More specifically, Pay It Forward graduates in certain fields, like nursing, engineering or business administration, would be on track to good-paying careers, making it easy for them to provide their yearly percentage payments to the state.
Pay It Forward is voluntary
Just as attending a state college or university is itself voluntary, so a student’s decision to pay for college though Pay It Forward would be voluntary. As a limited program, the Pay It Forward approach would make no change in current financial assistance programs, loans, scholarships, work-study or other ways students pay for their education. It would merely add one more option.

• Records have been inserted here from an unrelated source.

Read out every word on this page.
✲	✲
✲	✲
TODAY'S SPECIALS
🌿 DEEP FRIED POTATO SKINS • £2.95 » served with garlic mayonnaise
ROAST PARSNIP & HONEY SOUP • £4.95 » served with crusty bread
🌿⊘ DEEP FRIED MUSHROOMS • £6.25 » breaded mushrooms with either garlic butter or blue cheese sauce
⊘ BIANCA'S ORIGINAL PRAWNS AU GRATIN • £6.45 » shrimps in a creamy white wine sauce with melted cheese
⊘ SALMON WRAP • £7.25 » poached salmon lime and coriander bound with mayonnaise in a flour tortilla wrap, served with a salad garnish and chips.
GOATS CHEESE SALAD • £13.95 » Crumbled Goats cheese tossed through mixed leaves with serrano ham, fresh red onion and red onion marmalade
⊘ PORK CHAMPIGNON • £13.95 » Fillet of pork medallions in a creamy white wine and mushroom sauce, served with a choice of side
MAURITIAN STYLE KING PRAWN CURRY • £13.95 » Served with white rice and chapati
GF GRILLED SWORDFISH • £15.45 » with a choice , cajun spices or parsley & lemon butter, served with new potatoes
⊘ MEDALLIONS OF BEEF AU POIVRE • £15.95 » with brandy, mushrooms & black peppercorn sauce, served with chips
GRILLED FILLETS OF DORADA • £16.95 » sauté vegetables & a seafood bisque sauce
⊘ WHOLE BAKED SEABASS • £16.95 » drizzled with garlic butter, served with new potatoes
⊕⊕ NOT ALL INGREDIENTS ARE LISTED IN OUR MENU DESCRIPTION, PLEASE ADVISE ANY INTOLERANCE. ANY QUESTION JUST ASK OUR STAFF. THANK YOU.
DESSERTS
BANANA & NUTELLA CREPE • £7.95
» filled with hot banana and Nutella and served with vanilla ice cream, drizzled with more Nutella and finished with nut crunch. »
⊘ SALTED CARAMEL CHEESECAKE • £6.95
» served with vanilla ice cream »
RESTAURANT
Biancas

Pay It Forward is affordable...by definition
Pay It Forward would be affordable for every student who chooses this option to pay for college. By definition, no graduate would pay more than a set percentage of future income, for a limited period of time, to the state. While graduates would pay varying dollar amounts over time, every student who chooses this financing option would be treated equally by the state. The percentage of income owed would remain fixed, even as the graduate’s income changes over time.
Pay It Forward is flexible
The legislature would not have to reduce current state support for public colleges and universities in order to add a new financing option for students. Pay It Forward would be an add-on, offered to a limited number of entering students, perhaps at a certain school or program within the university. A modest start would allow administrators and legislators to judge the practicality and popularity of the idea.
If student applications for Pay It Forward financing greatly outstrip the number of spaces available, policymakers could consider expanding the program. Alternatively, lawmakers could limit the option to a set number of entering students, until experience allowed state budget analysts to develop more accurate estimates of how much revenue would be generated.
Conclusion
Pay It Forward is designed to add a new way for students to pay for college. It would reduce financial risk for students, who would avoid taking on a crushing debt load just as they started their working careers. It would provide dependable funding for state institutions of higher education, since as a group Pay It Forward graduates could be expected to earn healthy, stable incomes in the years ahead.
Most importantly, Pay It Forward would provide an added opportunity to overcome perhaps the greatest challenge young people face today in gaining access to higher education: how to pay the tuition.
Pay It Forward financing would be voluntary, flexible, dependable, affordable and, perhaps best of all, would open the door to higher education and better career training to young people who cannot afford it now, all while remaining free of incurring long-term college loans.